Halkların Demokratik Partisi (HDP) Kadın Meclisi, 25 Kasım Uluslararası Kadına Yönelik Şiddete Karşı Mücadele Günü yaklaşırken basın açıklaması düzenledi.

Alsancak Kıbrıs Şehitleri Caddesi'nde düzenlenen açıklamada, "Şiddete, savaşa, yoksulluğa karşı isyandayız. Jin, jiyan, azadi" yazılı pankart ile katledilen kadınların fotoğrafları taşındı. Açıklamaya HDP Kadın Meclisi Sözcüsü Ayşe Acar Başaran, HDP milletvekilleri Züleyha Gülüm, Oya Ersoy ve Serpil Kemalbay da katıldı.

‘TÜM DÜNYADA KADINLAR SINIRLARA İTİRAZ EDEREK MÜCADELE EDİYOR’

Kadınlar adına Türkçe açıklamayı HDP Kadın Meclisi Sözcüsü Ayşe Acar Başaran, Kürtçe açıklamayı ise HDP PM Üyesi Ayfer Demirel yaptı.

Dünyanın dört bir yanında erkek şiddetine karşı direnişlerin sürdüğü vurgulanan açıklamada, “Selam olsun erkek-devlet şiddetine karşı meydanlara akan kadınlara, selam olsun bir kişi daha eksilmeyeceğiz diyerek alanları dolduran kadınlara, selam olsun Jina’nın saç telini isyan bayrağına dönüştüren kadınlara, selam olsun jin, jiyan, azadi’yi yaşamsallaştıran kadınlara, selam olsun Nagihan’ın kalemini yere düşürmeyenlere.
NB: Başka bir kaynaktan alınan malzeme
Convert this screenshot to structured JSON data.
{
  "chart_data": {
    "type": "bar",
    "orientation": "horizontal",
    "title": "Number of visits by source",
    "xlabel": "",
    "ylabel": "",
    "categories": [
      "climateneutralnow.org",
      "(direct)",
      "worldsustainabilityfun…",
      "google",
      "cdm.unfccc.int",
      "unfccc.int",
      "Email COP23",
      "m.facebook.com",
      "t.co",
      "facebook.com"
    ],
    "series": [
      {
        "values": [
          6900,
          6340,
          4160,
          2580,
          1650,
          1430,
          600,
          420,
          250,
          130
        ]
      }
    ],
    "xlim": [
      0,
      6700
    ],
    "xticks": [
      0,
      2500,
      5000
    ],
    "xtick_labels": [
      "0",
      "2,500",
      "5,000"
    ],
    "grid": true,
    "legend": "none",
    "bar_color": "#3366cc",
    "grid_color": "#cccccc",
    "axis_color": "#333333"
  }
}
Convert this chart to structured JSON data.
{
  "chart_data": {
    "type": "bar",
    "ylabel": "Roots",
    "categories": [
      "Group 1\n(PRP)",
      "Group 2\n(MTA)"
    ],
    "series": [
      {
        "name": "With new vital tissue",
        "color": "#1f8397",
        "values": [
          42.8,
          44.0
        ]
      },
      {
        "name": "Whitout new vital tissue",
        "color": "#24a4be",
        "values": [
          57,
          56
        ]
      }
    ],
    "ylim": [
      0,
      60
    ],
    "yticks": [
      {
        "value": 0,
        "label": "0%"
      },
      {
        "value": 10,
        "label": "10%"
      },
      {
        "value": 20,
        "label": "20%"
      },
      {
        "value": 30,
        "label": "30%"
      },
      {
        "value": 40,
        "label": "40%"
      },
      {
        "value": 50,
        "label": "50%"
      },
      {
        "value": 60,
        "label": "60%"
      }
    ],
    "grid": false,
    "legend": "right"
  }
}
Bugün kadınlar tüm dünyada kendilerine dayatılan sınırlara itiraz ederek erkek egemen sisteme, kapitalizme, faşizme karşı mücadele ederken erkek iktidarlar kadınların sesini kısmaya çalışıyor” ifadelerine yer verildi.

‘GEÇTİĞİMİZ YIL KASIM AYINDAN ŞİMDİYE EN AZ 335 KADIN KATLEDİLDİ’

Geçtiğimiz yıl kasım ayından şimdiye kadar en az 335 kadının erkekler tarafından katledildiği, en az 223 kadının şüpheli bir şekilde yaşamını yitirdiği belirtilen açıklamada, 2008’den bugüne katledilen kadın sayısının ise en az 4 bin 200 olduğuna dikkat çekildi. Katliam halini alan bu verilerin iktidarın politikalarının sonucu olduğu vurgulanan açıklamada, “İktidar, erkek şiddetine karşı önlem alacağına İstanbul Sözleşmesi'ni yürürlükten kaldırıyor, ‘İstanbul Sözleşmesi Bizimdir’ diyen kadınlara soruşturma açıyor. Asıl soruşturulması gerekenler, hesap vermesi gerekenler kadınları korumayan yasalara imza atanlardır. İktidar, Anayasa değişikliği ile baskıcı aile tanımını yasallığa kavuşturmak istiyor. Bakanlıktan ‘Kadın’ı çıkartıp ‘Aile’ tanımlaması getiren iktidar, şimdi de bu kavramı yasal bir kılıfa büründürmek istiyor” denildi.

‘FAŞİZME KARŞI JİYAN OLUP UMUDU BÜYÜTÜYORUZ’

Kadını ekonomik olarak erkeğe bağımlı kılmak için çabalayan iktidarın bütçeyi de savaşa aktardığı vurgulanan açıklamada şu ifadelere yer verildi:

“Savaş bütçesi ile ayakta kalmaya çalışanlar şunu çok iyi bilsin ki kadın bütçesini biz kadınlar oluşturacağız. Aileye sıkıştırdığınız bakanlığı değil, kadın bakanlığını en güzel şekliyle biz kuracağız. Savaş ve tecrit politikaları giderek derinleşiyor. İmralı’da uygulanan tecridin en ağırı bugün cezaevlerinde yaşanıyor. ‘İşkenceye sıfır tolerans’ diyenler cezaevlerinde her gün tabutların çıkmasına göz yumuyor. Savaş ve kaostan beslenenler iktidarlarını sürdürmeye çalışsalar da kadınların isyanına, kadınların direnişine, kadınların mücadelesine çarpıyor. Erkek egemen iktidar saldırdıkça biz daha çok direnecek, mücadele edeceğiz. Erkek-devlet şiddetine ‘no pasaran’ diyoruz. Faşizme karşı jiyan olup umudu büyütüyoruz.”